John doesn't know about the baby plot, but sends Gideon to hunt down Wake. Gideon's cavalier Pyrrha is intermittently awake in his mind, maybe more so over time. She periodically emerges, and starts an affair with Wake during the hunt. Gideon ends up joining the affair two, while still hunting Wake.

A lot of things go wrong with the baby plot because plots are hard to get right. Wake ends up with the sperm but nothing else, and in desperation implants it in herself and grows a baby. Gideon tracks her down and thinks the baby may be his, but throws her out of an airlock anyway. She died because the life support briefcase for the baby siphoned off her life support on the way down. I can't find a citation now but I think she didn't want that, even though everyone assumes she sacrificed herself for her daughter.

She falls down the shaft to the Ninth house on Pluto. The only thing she manages to say is screaming "Gideon" in anger, but the ninth house people assume this is about the baby. They bring the baby into the ninth house.

Wake's ghost attaches to her skeleton, which is later recycled into a regular skeleton-drudge.

Ref

As always I probably got some parts wrong. There's probably a few things which the books gestured towards which don't fit together perfectly too, which always makes it hard to be sure when you've read too much into it and when not.

If you're interested in other summaries, it's worth checking out someone's timeline: https://darkveracity.tumblr.com/post/638331299048849408/presenting-the-complete-locked-tomb-timeline and reading the fandom wiki for some of the most notable characters https://thelockedtomb.fandom.com/wiki/John_Gaius. I didn't find anywhere with a good list of "Unanswered questions and most likely answers" like there used to be for Wheel and Time and Name of the Wind, but browsing the entries reminded me of most of the confusing clues.

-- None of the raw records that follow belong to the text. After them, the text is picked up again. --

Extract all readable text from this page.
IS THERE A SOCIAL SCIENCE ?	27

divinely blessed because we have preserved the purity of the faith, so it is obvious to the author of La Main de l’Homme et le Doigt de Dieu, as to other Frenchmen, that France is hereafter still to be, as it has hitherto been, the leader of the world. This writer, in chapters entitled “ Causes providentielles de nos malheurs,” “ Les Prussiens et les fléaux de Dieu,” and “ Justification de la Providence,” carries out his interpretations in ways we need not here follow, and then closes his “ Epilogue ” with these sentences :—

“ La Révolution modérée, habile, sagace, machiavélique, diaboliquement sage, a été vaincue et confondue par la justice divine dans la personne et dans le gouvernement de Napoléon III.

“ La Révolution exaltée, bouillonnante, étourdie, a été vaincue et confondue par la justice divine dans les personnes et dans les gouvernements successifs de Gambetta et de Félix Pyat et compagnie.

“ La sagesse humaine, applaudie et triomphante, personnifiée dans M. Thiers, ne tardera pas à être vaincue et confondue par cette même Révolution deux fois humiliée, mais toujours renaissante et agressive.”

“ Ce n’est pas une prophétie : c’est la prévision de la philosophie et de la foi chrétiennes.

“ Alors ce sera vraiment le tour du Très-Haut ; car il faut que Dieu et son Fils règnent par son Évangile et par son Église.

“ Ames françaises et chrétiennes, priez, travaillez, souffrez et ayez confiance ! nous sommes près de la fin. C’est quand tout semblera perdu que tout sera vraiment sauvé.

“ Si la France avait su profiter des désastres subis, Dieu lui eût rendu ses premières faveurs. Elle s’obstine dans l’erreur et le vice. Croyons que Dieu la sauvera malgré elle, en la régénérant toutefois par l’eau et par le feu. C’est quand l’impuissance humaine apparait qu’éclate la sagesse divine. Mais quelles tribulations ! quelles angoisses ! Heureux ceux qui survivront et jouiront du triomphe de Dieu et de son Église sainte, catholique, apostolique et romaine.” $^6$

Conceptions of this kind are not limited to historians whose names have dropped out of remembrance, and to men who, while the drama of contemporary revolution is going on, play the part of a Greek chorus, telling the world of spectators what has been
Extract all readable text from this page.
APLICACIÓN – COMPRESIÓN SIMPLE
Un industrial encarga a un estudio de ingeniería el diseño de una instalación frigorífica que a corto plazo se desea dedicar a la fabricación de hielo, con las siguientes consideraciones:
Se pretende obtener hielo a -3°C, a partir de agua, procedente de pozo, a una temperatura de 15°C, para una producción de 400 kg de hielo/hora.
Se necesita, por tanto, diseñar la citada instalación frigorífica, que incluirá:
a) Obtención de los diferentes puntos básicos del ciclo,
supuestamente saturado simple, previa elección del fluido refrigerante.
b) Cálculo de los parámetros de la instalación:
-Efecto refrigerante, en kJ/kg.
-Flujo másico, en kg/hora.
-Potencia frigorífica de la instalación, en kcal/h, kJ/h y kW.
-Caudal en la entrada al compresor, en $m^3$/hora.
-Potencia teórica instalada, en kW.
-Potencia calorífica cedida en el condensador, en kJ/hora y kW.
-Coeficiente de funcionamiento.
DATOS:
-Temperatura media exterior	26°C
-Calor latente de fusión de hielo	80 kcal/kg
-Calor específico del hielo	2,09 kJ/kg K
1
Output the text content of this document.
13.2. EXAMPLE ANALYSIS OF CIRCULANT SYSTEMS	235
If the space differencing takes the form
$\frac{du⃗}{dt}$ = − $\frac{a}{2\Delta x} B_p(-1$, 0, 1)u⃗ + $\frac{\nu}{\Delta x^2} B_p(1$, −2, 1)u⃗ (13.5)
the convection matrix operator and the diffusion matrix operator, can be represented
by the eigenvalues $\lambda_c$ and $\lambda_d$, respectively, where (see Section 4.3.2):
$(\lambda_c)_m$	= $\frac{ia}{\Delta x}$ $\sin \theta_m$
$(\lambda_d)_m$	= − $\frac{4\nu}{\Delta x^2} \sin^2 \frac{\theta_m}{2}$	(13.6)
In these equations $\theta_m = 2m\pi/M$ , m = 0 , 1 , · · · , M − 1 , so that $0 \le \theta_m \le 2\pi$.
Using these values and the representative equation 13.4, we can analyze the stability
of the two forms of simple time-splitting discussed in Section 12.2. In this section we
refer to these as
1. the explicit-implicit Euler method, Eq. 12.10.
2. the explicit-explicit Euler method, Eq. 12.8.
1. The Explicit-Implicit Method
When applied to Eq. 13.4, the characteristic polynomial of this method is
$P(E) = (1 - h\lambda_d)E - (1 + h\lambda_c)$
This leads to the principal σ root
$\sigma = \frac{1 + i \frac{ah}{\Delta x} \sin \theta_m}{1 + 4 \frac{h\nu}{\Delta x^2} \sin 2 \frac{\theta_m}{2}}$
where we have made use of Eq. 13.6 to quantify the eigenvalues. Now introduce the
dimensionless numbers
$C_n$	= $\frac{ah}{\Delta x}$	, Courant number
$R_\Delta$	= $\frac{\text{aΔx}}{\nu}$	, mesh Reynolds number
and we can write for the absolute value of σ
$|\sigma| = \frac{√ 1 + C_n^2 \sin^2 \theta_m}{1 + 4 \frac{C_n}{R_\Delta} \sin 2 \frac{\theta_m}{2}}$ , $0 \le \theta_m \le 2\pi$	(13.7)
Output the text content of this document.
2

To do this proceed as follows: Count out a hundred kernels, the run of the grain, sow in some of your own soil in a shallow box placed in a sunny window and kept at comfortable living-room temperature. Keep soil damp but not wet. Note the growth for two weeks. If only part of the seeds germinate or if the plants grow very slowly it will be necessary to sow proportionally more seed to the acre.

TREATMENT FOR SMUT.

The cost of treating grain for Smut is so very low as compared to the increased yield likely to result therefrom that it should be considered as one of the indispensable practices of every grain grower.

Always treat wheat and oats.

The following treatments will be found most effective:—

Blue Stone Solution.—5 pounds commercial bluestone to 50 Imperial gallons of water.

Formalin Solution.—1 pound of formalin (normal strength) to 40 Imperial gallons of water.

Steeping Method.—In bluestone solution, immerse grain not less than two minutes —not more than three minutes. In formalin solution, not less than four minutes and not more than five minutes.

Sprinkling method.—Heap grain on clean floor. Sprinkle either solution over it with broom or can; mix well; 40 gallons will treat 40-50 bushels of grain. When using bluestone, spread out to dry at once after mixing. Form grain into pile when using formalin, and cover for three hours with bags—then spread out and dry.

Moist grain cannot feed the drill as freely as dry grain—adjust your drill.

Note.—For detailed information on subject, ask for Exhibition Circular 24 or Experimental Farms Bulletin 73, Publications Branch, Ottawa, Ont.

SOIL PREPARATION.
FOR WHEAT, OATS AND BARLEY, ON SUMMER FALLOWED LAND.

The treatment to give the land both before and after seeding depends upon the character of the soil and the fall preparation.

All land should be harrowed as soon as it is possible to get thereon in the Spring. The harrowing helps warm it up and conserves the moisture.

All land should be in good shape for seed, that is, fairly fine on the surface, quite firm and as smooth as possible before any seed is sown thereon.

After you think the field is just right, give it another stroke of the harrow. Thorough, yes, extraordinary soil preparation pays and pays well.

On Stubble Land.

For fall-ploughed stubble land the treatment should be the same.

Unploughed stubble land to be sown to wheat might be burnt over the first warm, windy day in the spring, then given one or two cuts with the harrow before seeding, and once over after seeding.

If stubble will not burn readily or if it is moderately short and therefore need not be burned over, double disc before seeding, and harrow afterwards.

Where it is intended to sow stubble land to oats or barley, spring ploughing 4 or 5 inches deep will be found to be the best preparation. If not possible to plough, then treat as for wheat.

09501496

Date: 2024-03-19 12:57 pm (UTC)
simont: A picture of me in 2016 (Default)
From: [personal profile] simont
A lot of things go wrong with the baby plot because plots are hard to get right

I had a momentary misparse of this sentence in which I interpreted "plot" Doylistically, so that the sentence seemed to mean "it's easy to accidentally write a novel that makes no sense", rather than the Watsonian "it's easy to accidentally have your conspiracy achieve something other than what it intended" :-)

Date: 2024-03-19 06:40 pm (UTC)
ewx: (Default)
From: [personal profile] ewx
Wake's story would make an amazing prequel. The cover is obvious (that orange suit) as is the title, 'Wake The Ninth', which has the advantage of being a pun.

> I can't find a citation now but I think she didn't want that, even though everyone assumes she sacrificed herself for her daughter.

HtN chapter 50 seems like the most plausible place but I can't find her saying either way. She does say she always see the job through but that could go either way: with another sperm sample she could abandon Gideon and try again, provided she was still alive. Without, better to save the baby and hope things work out (which they did!)

I think the main bit of evidence for the self-sacrifice theory (or at least, willingness to self-sacrifice if the O2 didn't hold out) is that she did actually wire up the baby's life support to her suit; that doesn't seem like the kind of thing that happens unintentionally.